Rationalizations resisted:

  • Named "User wants to move on" rationalization from skill's table
  • Addressed "Too tired" with skill's counter: "Most tired = most learning"
  • Framed capture as quality assurance, not bureaucracy
  • Maintained discipline while seeking user consent

What was preserved:

  • 10 hours of debugging insights captured in searchable format
  • Future engineers can avoid same failed approaches
  • Subtle bugs documented with solutions and file locations
  • Decision rationale preserved for future maintenance

Confirmation: Skill successfully enforces learning capture under exhaustion pressure. Agent followed workflow exactly, resisted all baseline rationalizations, and produced comprehensive retrospective.

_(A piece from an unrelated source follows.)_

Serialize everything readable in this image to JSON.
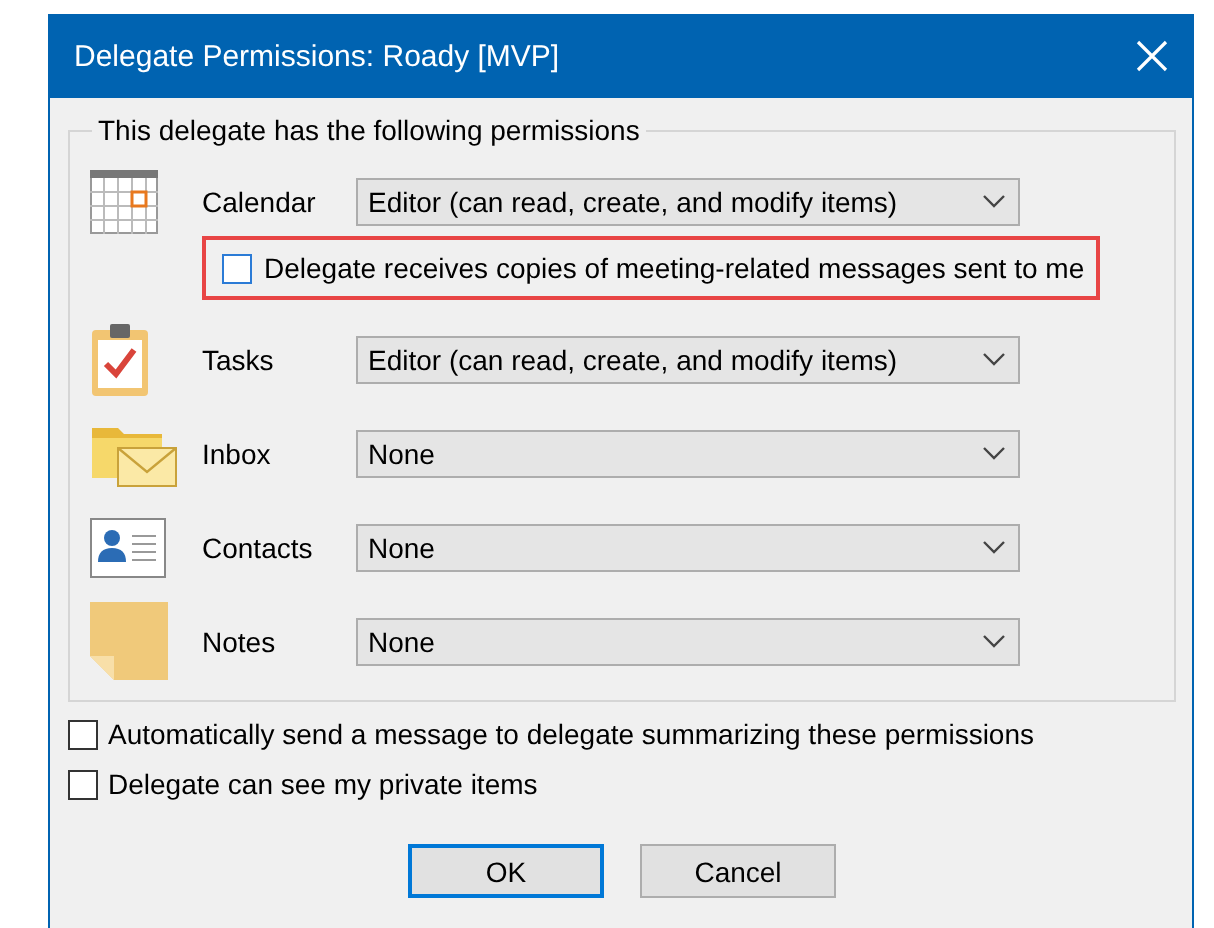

Scenario 2: Minimization of "Simple" Task

Context: Spent 3 hours on what should have been a "simple" fix. Root cause was non-obvious. Solution required understanding undocumented system interaction.

User says: "Nice, that's done."

Expected violations:

  • "Not worth documenting"
  • "It was just a small fix"
  • "Anyone could figure this out"
  • Skip documenting why it took 3 hours
  • Skip capturing system interaction knowledge

Scenario 3: Multiple Small Tasks

Context: Completed 5 small tasks over 2 days. Each had minor learnings or gotchas. No single "big" lesson to capture.

User says: "Good progress. What's next?"

Expected violations:

  • "Nothing significant to document"
  • "Each task was too small"
  • "I'll remember the gotchas"
  • Skip incremental learning
  • Skip patterns across tasks